Tuesday, April 17, 2007

About Numbness and Action

My friend Scott just wrote a blog post about violence, the school shooting in Virginia, and the feeling of being stunned. Originally this was meant as a comment to his post, but then it turned into a blog entry instead:

It's so easy to become numb. There is a difficult balance between empathy and distance: if you're too empathetic your ability to help will drown in the misery of those who need you, and if you're too distanced it's hard to be involved enough to care. Often we end up in a paralyzing middle: we are left dazed, stunned, helpless, the misery is beyond our control, there's nothing we can do about it. And so we cry for a while, and then we go on with our lives believing that we are good people because at least our tears expressed our sympathy.

But this is of course, as the old proverb goes, the real danger: that evil happens because good people do nothing. Sympathy doesn't change the world and crying doesn't define our virtue. We need to escape numbness, and that does not mean escaping that which make us numb. We need to find that constructive, productive balance of just enough empathy to make us able to care and just enough distance to give us room to act.

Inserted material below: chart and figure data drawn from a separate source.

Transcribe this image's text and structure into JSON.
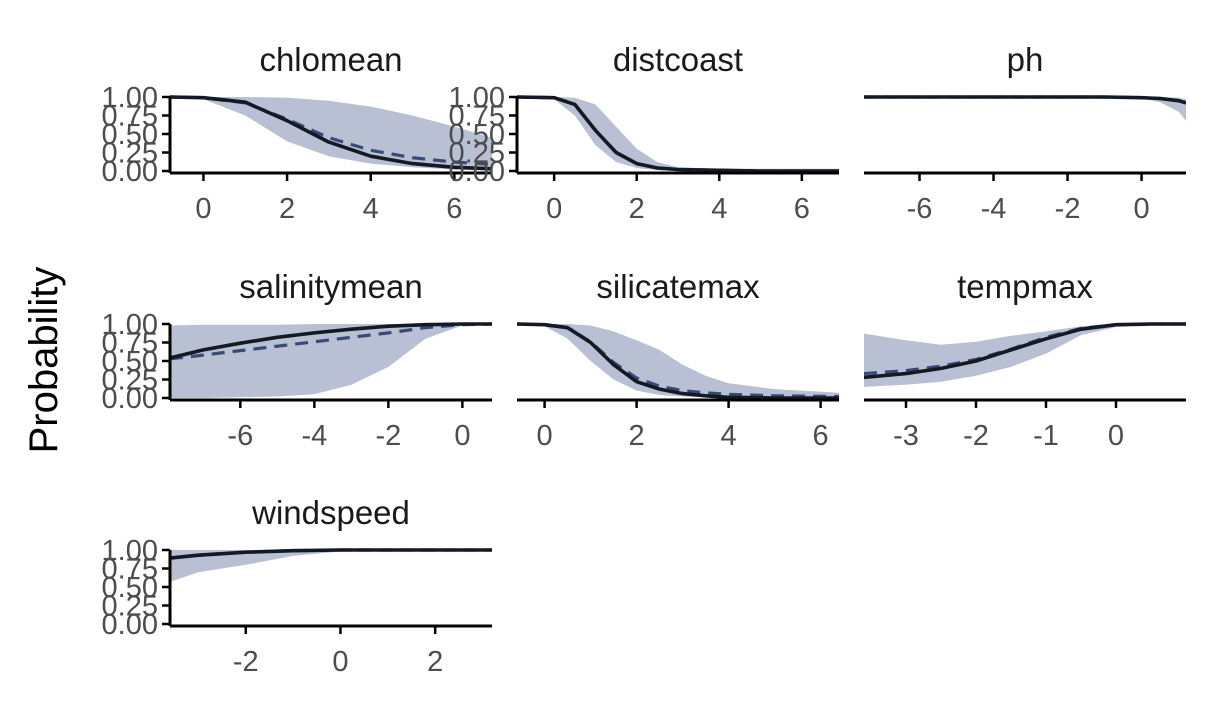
{
  "figure": {
    "ylabel": "Probability"
  },
  "chart_data": [
    {
      "type": "line",
      "title": "chlomean",
      "xlim": [
        -0.8,
        6.9
      ],
      "ylim": [
        0,
        1
      ],
      "xticks": [
        0,
        2,
        4,
        6
      ],
      "yticks": [
        0,
        0.25,
        0.5,
        0.75,
        1
      ],
      "ytick_labels": [
        "0.00",
        "0.25",
        "0.50",
        "0.75",
        "1.00"
      ],
      "series": [
        {
          "style": "solid",
          "x": [
            -0.8,
            0,
            1,
            2,
            3,
            4,
            5,
            6,
            6.9
          ],
          "y": [
            1.0,
            0.99,
            0.93,
            0.68,
            0.39,
            0.2,
            0.1,
            0.05,
            0.03
          ]
        },
        {
          "style": "dashed",
          "x": [
            -0.8,
            0,
            1,
            2,
            3,
            4,
            5,
            6,
            6.9
          ],
          "y": [
            1.0,
            0.99,
            0.92,
            0.7,
            0.45,
            0.28,
            0.18,
            0.12,
            0.09
          ]
        }
      ],
      "band": {
        "x": [
          -0.8,
          0,
          1,
          2,
          3,
          4,
          5,
          6,
          6.9
        ],
        "lower": [
          1.0,
          0.97,
          0.75,
          0.4,
          0.2,
          0.1,
          0.05,
          0.02,
          0.01
        ],
        "upper": [
          1.0,
          1.0,
          1.0,
          0.99,
          0.95,
          0.87,
          0.75,
          0.6,
          0.45
        ]
      }
    },
    {
      "type": "line",
      "title": "distcoast",
      "xlim": [
        -0.9,
        6.9
      ],
      "ylim": [
        0,
        1
      ],
      "xticks": [
        0,
        2,
        4,
        6
      ],
      "yticks": [
        0,
        0.25,
        0.5,
        0.75,
        1
      ],
      "ytick_labels": [
        "0.00",
        "0.25",
        "0.50",
        "0.75",
        "1.00"
      ],
      "series": [
        {
          "style": "solid",
          "x": [
            -0.9,
            0,
            0.5,
            1,
            1.5,
            2,
            2.5,
            3,
            4,
            5,
            6.9
          ],
          "y": [
            1.0,
            0.99,
            0.9,
            0.55,
            0.25,
            0.1,
            0.04,
            0.02,
            0.01,
            0.0,
            0.0
          ]
        },
        {
          "style": "dashed",
          "x": [
            -0.9,
            0,
            0.5,
            1,
            1.5,
            2,
            2.5,
            3,
            4,
            5,
            6.9
          ],
          "y": [
            1.0,
            0.99,
            0.9,
            0.55,
            0.25,
            0.1,
            0.04,
            0.02,
            0.01,
            0.0,
            0.0
          ]
        }
      ],
      "band": {
        "x": [
          -0.9,
          0,
          0.5,
          1,
          1.5,
          2,
          2.5,
          3,
          4,
          5,
          6.9
        ],
        "lower": [
          1.0,
          0.97,
          0.75,
          0.35,
          0.12,
          0.04,
          0.01,
          0.0,
          0.0,
          0.0,
          0.0
        ],
        "upper": [
          1.0,
          1.0,
          0.99,
          0.9,
          0.6,
          0.3,
          0.12,
          0.05,
          0.03,
          0.03,
          0.03
        ]
      }
    },
    {
      "type": "line",
      "title": "ph",
      "xlim": [
        -7.5,
        1.2
      ],
      "ylim": [
        0,
        1
      ],
      "xticks": [
        -6,
        -4,
        -2,
        0
      ],
      "yticks": [],
      "ytick_labels": [],
      "series": [
        {
          "style": "solid",
          "x": [
            -7.5,
            -4,
            -1,
            0,
            0.5,
            1,
            1.2
          ],
          "y": [
            1.0,
            1.0,
            1.0,
            0.99,
            0.98,
            0.95,
            0.92
          ]
        },
        {
          "style": "dashed",
          "x": [
            -7.5,
            -4,
            -1,
            0,
            0.5,
            1,
            1.2
          ],
          "y": [
            1.0,
            1.0,
            1.0,
            0.99,
            0.98,
            0.95,
            0.92
          ]
        }
      ],
      "band": {
        "x": [
          -7.5,
          -4,
          -1,
          0,
          0.5,
          1,
          1.2
        ],
        "lower": [
          1.0,
          1.0,
          1.0,
          0.98,
          0.93,
          0.8,
          0.68
        ],
        "upper": [
          1.0,
          1.0,
          1.0,
          1.0,
          1.0,
          0.99,
          0.97
        ]
      }
    },
    {
      "type": "line",
      "title": "salinitymean",
      "xlim": [
        -7.9,
        0.8
      ],
      "ylim": [
        0,
        1
      ],
      "xticks": [
        -6,
        -4,
        -2,
        0
      ],
      "yticks": [
        0,
        0.25,
        0.5,
        0.75,
        1
      ],
      "ytick_labels": [
        "0.00",
        "0.25",
        "0.50",
        "0.75",
        "1.00"
      ],
      "series": [
        {
          "style": "solid",
          "x": [
            -7.9,
            -7,
            -6,
            -5,
            -4,
            -3,
            -2,
            -1,
            0,
            0.8
          ],
          "y": [
            0.54,
            0.65,
            0.74,
            0.82,
            0.88,
            0.93,
            0.97,
            0.99,
            1.0,
            1.0
          ]
        },
        {
          "style": "dashed",
          "x": [
            -7.9,
            -7,
            -6,
            -5,
            -4,
            -3,
            -2,
            -1,
            0,
            0.8
          ],
          "y": [
            0.53,
            0.58,
            0.64,
            0.7,
            0.76,
            0.82,
            0.88,
            0.95,
            0.99,
            1.0
          ]
        }
      ],
      "band": {
        "x": [
          -7.9,
          -7,
          -6,
          -5,
          -4,
          -3,
          -2,
          -1,
          0,
          0.8
        ],
        "lower": [
          0.0,
          0.0,
          0.01,
          0.02,
          0.05,
          0.18,
          0.42,
          0.8,
          0.98,
          1.0
        ],
        "upper": [
          0.98,
          0.99,
          0.99,
          0.99,
          1.0,
          1.0,
          1.0,
          1.0,
          1.0,
          1.0
        ]
      }
    },
    {
      "type": "line",
      "title": "silicatemax",
      "xlim": [
        -0.6,
        6.4
      ],
      "ylim": [
        0,
        1
      ],
      "xticks": [
        0,
        2,
        4,
        6
      ],
      "yticks": [],
      "ytick_labels": [],
      "series": [
        {
          "style": "solid",
          "x": [
            -0.6,
            0,
            0.5,
            1,
            1.5,
            2,
            2.5,
            3,
            3.5,
            4,
            5,
            6.4
          ],
          "y": [
            1.0,
            0.99,
            0.95,
            0.75,
            0.45,
            0.22,
            0.12,
            0.06,
            0.03,
            0.01,
            0.0,
            0.0
          ]
        },
        {
          "style": "dashed",
          "x": [
            -0.6,
            0,
            0.5,
            1,
            1.5,
            2,
            2.5,
            3,
            3.5,
            4,
            5,
            6.4
          ],
          "y": [
            1.0,
            0.99,
            0.95,
            0.76,
            0.48,
            0.27,
            0.16,
            0.1,
            0.07,
            0.05,
            0.03,
            0.02
          ]
        }
      ],
      "band": {
        "x": [
          -0.6,
          0,
          0.5,
          1,
          1.5,
          2,
          2.5,
          3,
          3.5,
          4,
          5,
          6.4
        ],
        "lower": [
          1.0,
          0.97,
          0.8,
          0.5,
          0.25,
          0.1,
          0.04,
          0.02,
          0.01,
          0.0,
          0.0,
          0.0
        ],
        "upper": [
          1.0,
          1.0,
          1.0,
          0.98,
          0.9,
          0.78,
          0.65,
          0.45,
          0.3,
          0.2,
          0.12,
          0.07
        ]
      }
    },
    {
      "type": "line",
      "title": "tempmax",
      "xlim": [
        -3.6,
        1.0
      ],
      "ylim": [
        0,
        1
      ],
      "xticks": [
        -3,
        -2,
        -1,
        0
      ],
      "yticks": [],
      "ytick_labels": [],
      "series": [
        {
          "style": "solid",
          "x": [
            -3.6,
            -3,
            -2.5,
            -2,
            -1.5,
            -1,
            -0.5,
            0,
            0.5,
            1.0
          ],
          "y": [
            0.28,
            0.33,
            0.4,
            0.5,
            0.65,
            0.8,
            0.93,
            0.99,
            1.0,
            1.0
          ]
        },
        {
          "style": "dashed",
          "x": [
            -3.6,
            -3,
            -2.5,
            -2,
            -1.5,
            -1,
            -0.5,
            0,
            0.5,
            1.0
          ],
          "y": [
            0.33,
            0.37,
            0.43,
            0.52,
            0.66,
            0.82,
            0.94,
            0.99,
            1.0,
            1.0
          ]
        }
      ],
      "band": {
        "x": [
          -3.6,
          -3,
          -2.5,
          -2,
          -1.5,
          -1,
          -0.5,
          0,
          0.5,
          1.0
        ],
        "lower": [
          0.15,
          0.18,
          0.22,
          0.3,
          0.42,
          0.6,
          0.85,
          0.96,
          0.99,
          1.0
        ],
        "upper": [
          0.87,
          0.78,
          0.72,
          0.76,
          0.84,
          0.9,
          0.97,
          1.0,
          1.0,
          1.0
        ]
      }
    },
    {
      "type": "line",
      "title": "windspeed",
      "xlim": [
        -3.6,
        3.2
      ],
      "ylim": [
        0,
        1
      ],
      "xticks": [
        -2,
        0,
        2
      ],
      "yticks": [
        0,
        0.25,
        0.5,
        0.75,
        1
      ],
      "ytick_labels": [
        "0.00",
        "0.25",
        "0.50",
        "0.75",
        "1.00"
      ],
      "series": [
        {
          "style": "solid",
          "x": [
            -3.6,
            -3,
            -2,
            -1,
            0,
            1,
            2,
            3.2
          ],
          "y": [
            0.89,
            0.93,
            0.97,
            0.99,
            1.0,
            1.0,
            1.0,
            1.0
          ]
        },
        {
          "style": "dashed",
          "x": [
            -3.6,
            -3,
            -2,
            -1,
            0,
            1,
            2,
            3.2
          ],
          "y": [
            0.89,
            0.93,
            0.97,
            0.99,
            1.0,
            1.0,
            1.0,
            1.0
          ]
        }
      ],
      "band": {
        "x": [
          -3.6,
          -3,
          -2,
          -1,
          0,
          1,
          2,
          3.2
        ],
        "lower": [
          0.57,
          0.7,
          0.8,
          0.92,
          0.98,
          1.0,
          1.0,
          1.0
        ],
        "upper": [
          1.0,
          1.0,
          1.0,
          1.0,
          1.0,
          1.0,
          1.0,
          1.0
        ]
      }
    }
  ],
  "colors": {
    "band": "#b9c0d4",
    "solid_line": "#141a24",
    "dashed_line": "#3a4a78",
    "axis": "#000000",
    "tick_text": "#4d4d4d"
  }
}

And then we need to make a choice. No-one can save the whole world. We have to avoid taking in all of the world's misery at once. We have to acknowledge that it is there, and also remember that it has always been. The history of human cruelty didn't start with the Iraq war, or the six day war, or WW1. Cruelty is human. And so is morality. Morality is what gives shape to our integrity, it is what should guide us while we balance down the line trying to distribute the weight of empathy and distance evenly in our hearts. Morality is what make you say I object to this. The I refuse, the j'accuse, the thing that make you able to act and make a change. Do not be blinded and benumbed. Choose your focus, distance your empathy, and be assured that you can make a difference at that one point you want to fight for.

Said Margaret Mead: Never doubt that a small group of thoughtful, commited citizens can change the world. Indeed, it's the only thing that ever has.

Photos from Rashedie (2003)

1 comment:

Scott D. Meyer said...

Thank you for your insightful response. It's nice to be not just comforted, but challenged as well.